Dear Editor:
It seems that poor Church Square Park is always in the cross hairs. Someone is always trying to remake this central section of land in Hoboken to become something else other than what it is suppose to be: a park. And when someone wants to put their stamp in the park, by rearranging things, a tree gets cut down or damaged or destroyed in the process. In a town with various points of view, most everyone you speak to can agree that what many recent changes to Church Square Park have been a travesty. To make room for existing and proposed playgrounds, Astroturf, jungle gyms, and expanded basketball courts, many trees have been and will be eliminated.
As the world become conscious of the benefits of “Being Green”, why is our Church Square Park being loaded down with all sorts of man-made materials that are inching out flowers, bushes, and large trees that offer beauty, shade and homes for the small animals?
On Tuesday, June 12, 2012, from 5:00 to 8:00 p.m., a public hearing will be held on the second floor of the Hoboken Public Library regarding future plans for Church Square Park. Please make a point of coming to state your views on your park. All people that use the park must be heard and their views considered, not just those who want to turn it into artificial playgrounds.

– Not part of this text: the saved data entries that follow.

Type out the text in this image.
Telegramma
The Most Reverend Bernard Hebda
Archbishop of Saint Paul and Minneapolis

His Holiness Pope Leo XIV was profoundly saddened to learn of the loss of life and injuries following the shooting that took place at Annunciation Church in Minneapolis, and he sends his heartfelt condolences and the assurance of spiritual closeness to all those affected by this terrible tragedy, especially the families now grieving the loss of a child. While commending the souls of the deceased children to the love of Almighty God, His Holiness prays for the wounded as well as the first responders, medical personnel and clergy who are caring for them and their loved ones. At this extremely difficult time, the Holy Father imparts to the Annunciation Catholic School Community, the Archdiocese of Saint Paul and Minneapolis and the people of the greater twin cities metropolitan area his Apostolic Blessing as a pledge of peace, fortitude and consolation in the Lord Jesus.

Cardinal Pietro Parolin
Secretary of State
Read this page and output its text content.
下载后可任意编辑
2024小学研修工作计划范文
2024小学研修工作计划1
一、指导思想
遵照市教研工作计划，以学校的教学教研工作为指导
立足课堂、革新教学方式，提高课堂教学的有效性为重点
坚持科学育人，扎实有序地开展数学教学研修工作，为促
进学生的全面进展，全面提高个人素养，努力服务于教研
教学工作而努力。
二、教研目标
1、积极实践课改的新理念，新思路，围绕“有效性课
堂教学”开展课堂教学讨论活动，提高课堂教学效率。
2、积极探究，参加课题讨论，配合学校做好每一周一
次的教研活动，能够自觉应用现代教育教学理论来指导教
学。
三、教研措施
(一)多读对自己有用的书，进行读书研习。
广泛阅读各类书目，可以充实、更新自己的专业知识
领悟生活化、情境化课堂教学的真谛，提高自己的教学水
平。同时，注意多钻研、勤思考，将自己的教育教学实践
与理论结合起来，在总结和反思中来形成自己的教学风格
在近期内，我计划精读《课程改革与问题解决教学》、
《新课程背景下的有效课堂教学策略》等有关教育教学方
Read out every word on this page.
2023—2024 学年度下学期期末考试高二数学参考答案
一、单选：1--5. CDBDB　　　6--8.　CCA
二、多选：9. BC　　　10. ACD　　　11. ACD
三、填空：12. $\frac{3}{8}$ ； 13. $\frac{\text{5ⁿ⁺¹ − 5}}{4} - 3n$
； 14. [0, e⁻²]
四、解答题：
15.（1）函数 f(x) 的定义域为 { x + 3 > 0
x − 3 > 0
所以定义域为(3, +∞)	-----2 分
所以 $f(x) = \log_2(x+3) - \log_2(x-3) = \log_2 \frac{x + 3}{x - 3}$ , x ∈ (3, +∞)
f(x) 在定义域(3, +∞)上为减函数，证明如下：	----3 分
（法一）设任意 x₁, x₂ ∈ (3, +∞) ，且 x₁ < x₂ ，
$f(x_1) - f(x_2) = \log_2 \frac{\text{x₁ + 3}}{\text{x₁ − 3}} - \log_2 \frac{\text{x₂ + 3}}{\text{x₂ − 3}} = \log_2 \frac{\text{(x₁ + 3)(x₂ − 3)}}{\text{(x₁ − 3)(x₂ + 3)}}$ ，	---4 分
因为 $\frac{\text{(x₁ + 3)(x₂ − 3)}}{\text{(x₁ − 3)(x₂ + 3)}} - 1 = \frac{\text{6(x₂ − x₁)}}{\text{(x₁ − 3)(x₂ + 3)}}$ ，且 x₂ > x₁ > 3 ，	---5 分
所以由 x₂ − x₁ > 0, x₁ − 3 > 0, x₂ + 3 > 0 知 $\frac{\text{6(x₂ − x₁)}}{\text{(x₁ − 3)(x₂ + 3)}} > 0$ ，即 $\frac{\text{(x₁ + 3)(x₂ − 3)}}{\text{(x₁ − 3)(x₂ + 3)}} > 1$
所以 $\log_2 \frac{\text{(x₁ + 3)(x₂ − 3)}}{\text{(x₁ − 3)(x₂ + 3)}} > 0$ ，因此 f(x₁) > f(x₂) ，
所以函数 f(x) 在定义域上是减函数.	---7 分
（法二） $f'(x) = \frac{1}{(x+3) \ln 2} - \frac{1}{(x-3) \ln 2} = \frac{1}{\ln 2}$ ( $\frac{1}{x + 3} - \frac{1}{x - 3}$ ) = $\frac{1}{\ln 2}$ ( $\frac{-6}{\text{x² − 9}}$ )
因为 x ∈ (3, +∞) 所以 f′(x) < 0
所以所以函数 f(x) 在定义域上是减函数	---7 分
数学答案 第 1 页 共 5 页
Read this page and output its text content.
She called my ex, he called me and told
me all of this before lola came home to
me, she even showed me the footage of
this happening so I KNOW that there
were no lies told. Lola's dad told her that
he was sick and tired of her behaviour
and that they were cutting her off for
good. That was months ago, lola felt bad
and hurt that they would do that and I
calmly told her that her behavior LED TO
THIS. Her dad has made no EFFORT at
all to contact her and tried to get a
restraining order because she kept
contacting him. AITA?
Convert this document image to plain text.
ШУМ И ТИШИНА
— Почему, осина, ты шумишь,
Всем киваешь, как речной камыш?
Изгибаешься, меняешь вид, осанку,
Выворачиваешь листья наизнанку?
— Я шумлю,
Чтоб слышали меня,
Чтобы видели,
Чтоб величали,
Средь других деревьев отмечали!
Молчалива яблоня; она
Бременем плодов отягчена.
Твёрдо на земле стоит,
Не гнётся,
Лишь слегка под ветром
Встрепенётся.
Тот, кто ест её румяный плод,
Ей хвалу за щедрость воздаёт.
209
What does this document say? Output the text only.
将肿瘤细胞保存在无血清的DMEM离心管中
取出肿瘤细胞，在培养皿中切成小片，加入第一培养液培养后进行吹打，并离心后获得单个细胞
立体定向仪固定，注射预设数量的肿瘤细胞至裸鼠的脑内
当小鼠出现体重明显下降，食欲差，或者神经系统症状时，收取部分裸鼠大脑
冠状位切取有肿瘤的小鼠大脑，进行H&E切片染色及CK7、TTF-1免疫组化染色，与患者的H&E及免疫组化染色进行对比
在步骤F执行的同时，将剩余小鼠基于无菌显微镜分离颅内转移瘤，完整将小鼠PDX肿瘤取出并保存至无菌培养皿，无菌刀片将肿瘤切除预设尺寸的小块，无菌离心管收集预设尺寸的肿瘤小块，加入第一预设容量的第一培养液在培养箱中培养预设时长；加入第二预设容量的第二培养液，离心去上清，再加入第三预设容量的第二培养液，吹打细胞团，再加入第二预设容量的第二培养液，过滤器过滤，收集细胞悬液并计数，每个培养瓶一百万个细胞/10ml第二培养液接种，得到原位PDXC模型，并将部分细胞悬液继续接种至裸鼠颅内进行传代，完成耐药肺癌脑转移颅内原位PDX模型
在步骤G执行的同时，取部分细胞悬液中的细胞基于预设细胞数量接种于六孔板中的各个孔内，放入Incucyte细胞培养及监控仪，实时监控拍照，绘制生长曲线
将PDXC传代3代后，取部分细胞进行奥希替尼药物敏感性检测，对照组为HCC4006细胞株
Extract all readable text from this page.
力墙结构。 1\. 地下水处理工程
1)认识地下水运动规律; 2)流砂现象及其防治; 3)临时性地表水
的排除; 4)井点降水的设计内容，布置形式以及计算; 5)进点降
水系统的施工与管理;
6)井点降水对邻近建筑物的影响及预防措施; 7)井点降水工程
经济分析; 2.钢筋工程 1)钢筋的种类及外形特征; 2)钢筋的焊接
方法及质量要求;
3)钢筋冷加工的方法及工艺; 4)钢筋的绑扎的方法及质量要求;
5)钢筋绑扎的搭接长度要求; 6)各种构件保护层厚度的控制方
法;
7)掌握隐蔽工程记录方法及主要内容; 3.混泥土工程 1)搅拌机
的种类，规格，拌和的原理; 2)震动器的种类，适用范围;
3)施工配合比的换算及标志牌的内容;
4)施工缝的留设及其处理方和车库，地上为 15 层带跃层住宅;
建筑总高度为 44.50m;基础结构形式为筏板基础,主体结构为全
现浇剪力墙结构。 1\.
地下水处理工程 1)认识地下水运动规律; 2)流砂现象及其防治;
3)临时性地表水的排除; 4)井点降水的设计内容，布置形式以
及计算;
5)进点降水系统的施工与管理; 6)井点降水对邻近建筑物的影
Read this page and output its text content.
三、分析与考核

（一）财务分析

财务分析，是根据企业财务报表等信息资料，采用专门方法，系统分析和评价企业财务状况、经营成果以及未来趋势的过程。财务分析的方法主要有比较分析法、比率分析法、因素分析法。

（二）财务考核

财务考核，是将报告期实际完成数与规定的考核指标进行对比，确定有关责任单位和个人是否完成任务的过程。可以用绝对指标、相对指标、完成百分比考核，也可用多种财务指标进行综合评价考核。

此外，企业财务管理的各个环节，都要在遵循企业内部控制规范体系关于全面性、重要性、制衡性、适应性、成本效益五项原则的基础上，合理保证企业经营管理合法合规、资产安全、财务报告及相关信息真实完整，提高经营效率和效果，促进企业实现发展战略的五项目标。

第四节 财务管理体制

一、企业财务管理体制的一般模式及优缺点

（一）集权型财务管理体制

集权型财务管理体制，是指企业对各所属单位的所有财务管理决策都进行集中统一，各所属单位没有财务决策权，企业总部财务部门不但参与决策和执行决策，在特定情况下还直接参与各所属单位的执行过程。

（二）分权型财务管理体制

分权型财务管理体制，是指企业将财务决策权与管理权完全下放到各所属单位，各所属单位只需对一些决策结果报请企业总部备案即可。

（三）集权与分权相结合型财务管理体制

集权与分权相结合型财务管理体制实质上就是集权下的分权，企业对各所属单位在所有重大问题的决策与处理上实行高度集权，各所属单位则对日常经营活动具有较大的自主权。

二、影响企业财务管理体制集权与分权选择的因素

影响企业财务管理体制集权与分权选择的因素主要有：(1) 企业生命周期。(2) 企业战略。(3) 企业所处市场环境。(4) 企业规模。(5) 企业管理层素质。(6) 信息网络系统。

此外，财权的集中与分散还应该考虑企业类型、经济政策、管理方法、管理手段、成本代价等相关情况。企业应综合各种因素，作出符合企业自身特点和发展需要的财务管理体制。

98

At issue is the possibility of the city destroying five large trees adjoining the existing four basketball courts in order to combine them into one large basketball court. A couple of Saturday’s ago it was very hot and as I approached the park I saw men playing basketball in the midday sun. I couldn’t believe they were doing so until I got closer and saw that the shade from the large trees around the court (the trees in question) were shielding them from the intense rays of the sun. I remember looking at how beautiful the leaves looked on the courts–in a beautiful peaceful dappled grey pattern gently moving with the men. These trees not only provide shade needed on hot summer days, they also block the intense lights that surround the courts in the evening that would otherwise glare upon Garden Street residents. These magnificent decades-old trees offer so much to our park and the town’s residents. We must do what we can to preserve them.